About

Welcome to Fishfingers for tea. I’m Sian, married to Rich and mother to our three year old daughter, Izzy. Here you’ll find family friendly food tested on two seemingly unfillable stomachs, one large and one small. There’s nothing complicated and no ingredients that are hard to source. Most things are quick and easy to make, won’t cost the earth and fit into a busy life. I try and make it do what it says on the tin.

This blog – not my first, I’ve been blogging for around 8 years or so – has evolved since 2009. I started as a parent blogger, under a different name and wrote about all manner of things. Over time, more and more foodie posts appeared until it seemed that I stepped over into the world of food blogging. Though my husband and daughter still appear frequently, the focus has shifted. Those early posts will be stay though, they are quite simply us. So, if you’re wandering about in the archives you might well come across things you might not expect.

I grew up with foodie parents and my childhood memories are full of their dinner parties, huge Sunday roasts and - seemingly - trying every fish and chip shop across the UK on days out. Food was an everyday part of our lives and there was no such thing as ‘children’s food’. I ate the same dishes as them and that’s something I’ve carried on with Izzy.

I pottered through my single years on a  diet of whatever I grabbed from M&S, toast, eating out, more toast and many evenings were spent at my best friend’s kitchen table with her family.

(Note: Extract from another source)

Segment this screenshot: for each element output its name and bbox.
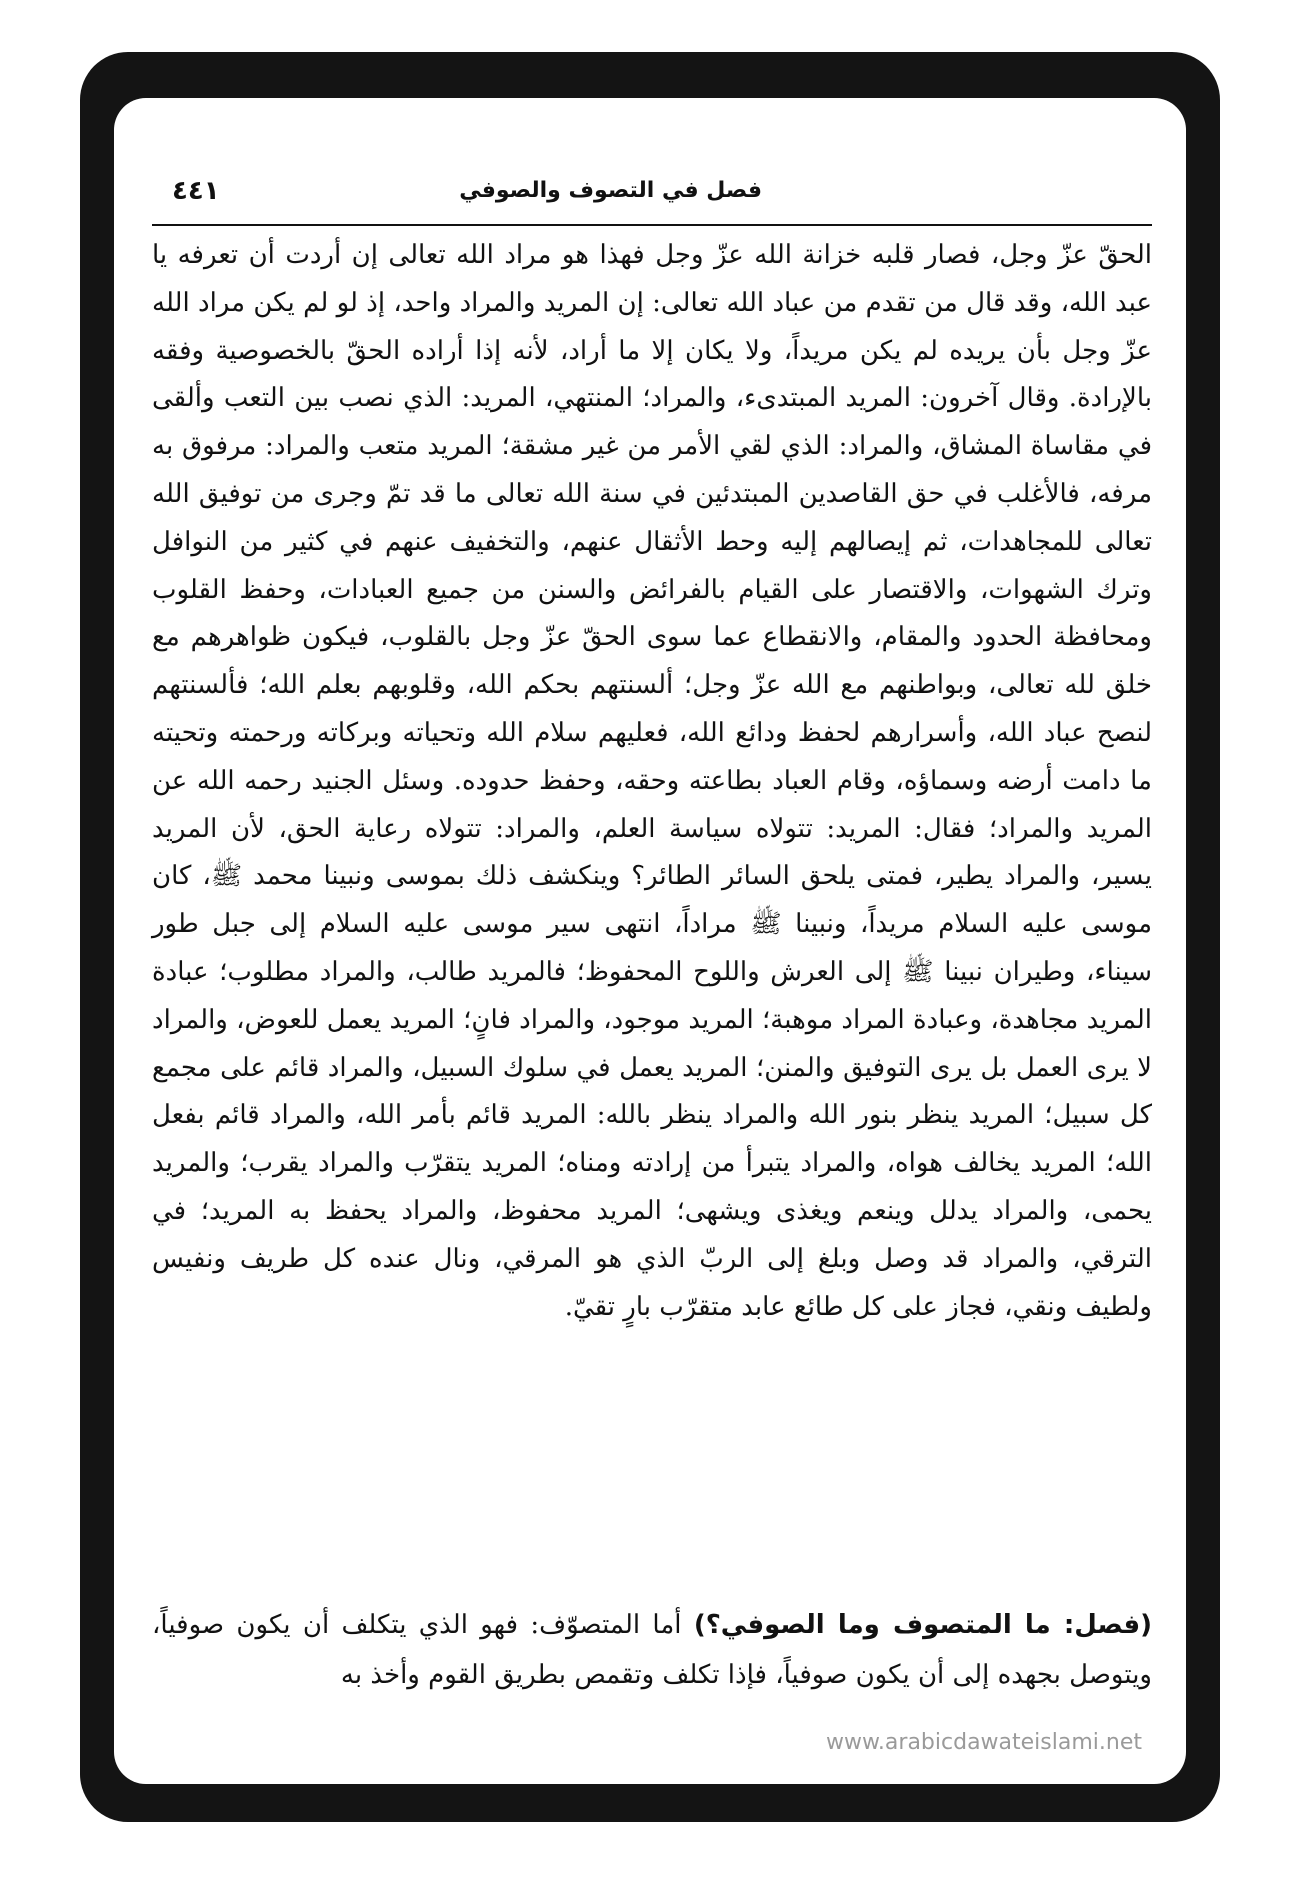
running-header — [152, 172, 1152, 226]
body-paragraph: الحقّ عزّ وجل، فصار قلبه خزانة الله عزّ وجل فهذا هو مراد الله تعالى إن أردت أن تعرفه يا عبد الله، وقد قال من تقدم من عباد الله تعالى: إن المريد والمراد واحد، إذ لو لم يكن مراد الله عزّ وجل بأن يريده لم يكن مريداً، ولا يكان إلا ما أراد، لأنه إذا أراده الحقّ بالخصوصية وفقه بالإرادة. وقال آخرون: المريد المبتدىء، والمراد؛ المنتهي، المريد: الذي نصب بين التعب وألقى في مقاساة المشاق، والمراد: الذي لقي الأمر من غير مشقة؛ المريد متعب والمراد: مرفوق به مرفه، فالأغلب في حق القاصدين المبتدئين في سنة الله تعالى ما قد تمّ وجرى من توفيق الله تعالى للمجاهدات، ثم إيصالهم إليه وحط الأثقال عنهم، والتخفيف عنهم في كثير من النوافل وترك الشهوات، والاقتصار على القيام بالفرائض والسنن من جميع العبادات، وحفظ القلوب ومحافظة الحدود والمقام، والانقطاع عما سوى الحقّ عزّ وجل بالقلوب، فيكون ظواهرهم مع خلق لله تعالى، وبواطنهم مع الله عزّ وجل؛ ألسنتهم بحكم الله، وقلوبهم بعلم الله؛ فألسنتهم لنصح عباد الله، وأسرارهم لحفظ ودائع الله، فعليهم سلام الله وتحياته وبركاته ورحمته وتحيته ما دامت أرضه وسماؤه، وقام العباد بطاعته وحقه، وحفظ حدوده. وسئل الجنيد رحمه الله عن المريد والمراد؛ فقال: المريد: تتولاه سياسة العلم، والمراد: تتولاه رعاية الحق، لأن المريد يسير، والمراد يطير، فمتى يلحق السائر الطائر؟ وينكشف ذلك بموسى ونبينا محمد ﷺ، كان موسى عليه السلام مريداً، ونبينا ﷺ مراداً، انتهى سير موسى عليه السلام إلى جبل طور سيناء، وطيران نبينا ﷺ إلى العرش واللوح المحفوظ؛ فالمريد طالب، والمراد مطلوب؛ عبادة المريد مجاهدة، وعبادة المراد موهبة؛ المريد موجود، والمراد فانٍ؛ المريد يعمل للعوض، والمراد لا يرى العمل بل يرى التوفيق والمنن؛ المريد يعمل في سلوك السبيل، والمراد قائم على مجمع كل سبيل؛ المريد ينظر بنور الله والمراد ينظر بالله: المريد قائم بأمر الله، والمراد قائم بفعل الله؛ المريد يخالف هواه، والمراد يتبرأ من إرادته ومناه؛ المريد يتقرّب والمراد يقرب؛ والمريد يحمى، والمراد يدلل وينعم ويغذى ويشهى؛ المريد محفوظ، والمراد يحفظ به المريد؛ في الترقي، والمراد قد وصل وبلغ إلى الربّ الذي هو المرقي، ونال عنده كل طريف ونفيس ولطيف ونقي، فجاز على كل طائع عابد متقرّب بارٍ تقيّ. — [151, 240, 1153, 1322]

Marriage and motherhood saw me cooking again because I had to. It was cheaper for one and I wanted Izzy to experience food in the same way I did. I fell back in love with it. I’m nowhere near perfect and beans on toast and, of course, fishfingers are regulars at my table but the majority of our meals are homemade, though I’m not adverse to shortcuts and cheats. I very rarely make my own pastry; the ready rolled stuff has a permanent home in my fridge.

I don’t claim to be a foodie in that way that can come across as slightly pretentious. I love food. I love cooking, though I do prefer to bake. My cooking is good, basic, family cooking, taking its inspiration from both my parents and grandparent’s kitchens. Rich calls it rustic which is a fair enough assessment. We’re on a tight budget so there’s not a lot of room for specialised ingredients, unless I know I’ll be using them often.

I can be quite slapdash, I don’t remember ever really bothering to sift the flour. My concern is that it tastes good and can be knocked up with a three year old  pottering around, getting under my feet in the kitchen.

This, quite simply, is our life. On a plate.